Class 9 Maths

## Exercise 8.1 Part 2

Question 5: Show that if the diagonals of a quadrilateral are equal and bisect each other at right angles, then it is a square.

If DO=AO

Then ∠DAO=∠BAO=45°

(Angles opposite to equal sides are equal)
So, all angles of the quadrilateral are right angles making it a square.
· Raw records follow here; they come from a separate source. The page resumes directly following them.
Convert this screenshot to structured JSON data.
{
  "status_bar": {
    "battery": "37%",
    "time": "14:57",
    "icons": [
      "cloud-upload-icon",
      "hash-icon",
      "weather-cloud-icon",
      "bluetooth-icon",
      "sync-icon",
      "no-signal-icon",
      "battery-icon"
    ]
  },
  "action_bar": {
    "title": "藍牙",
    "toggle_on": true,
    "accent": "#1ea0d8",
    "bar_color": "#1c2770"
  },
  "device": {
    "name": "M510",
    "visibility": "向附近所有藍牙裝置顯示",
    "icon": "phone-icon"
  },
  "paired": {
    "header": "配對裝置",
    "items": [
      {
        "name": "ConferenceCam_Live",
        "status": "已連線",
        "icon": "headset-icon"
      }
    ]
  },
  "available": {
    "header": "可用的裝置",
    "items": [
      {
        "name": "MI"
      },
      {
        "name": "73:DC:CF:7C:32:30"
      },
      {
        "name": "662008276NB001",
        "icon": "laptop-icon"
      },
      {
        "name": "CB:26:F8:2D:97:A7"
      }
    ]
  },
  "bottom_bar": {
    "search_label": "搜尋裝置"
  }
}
Question 6: Diagonal AC of a parallelogram ABCD bisects angle A . Show that

(i) it bisects angle C also,
(ii) ABCD is a rhombus.

Answer: ABCD is a parallelogram where diagonal AC bisects angle DAB

∠DAC=∠BAC (diagonal is bisecting the angle)
AC=AC (common side)
AD=BC (parallel sides are equal in a parallelogram)
Hence, ΔADC≅ΔABC
So, ∠DCA=∠BCA
This proves that AC bisects ∠DCB as well.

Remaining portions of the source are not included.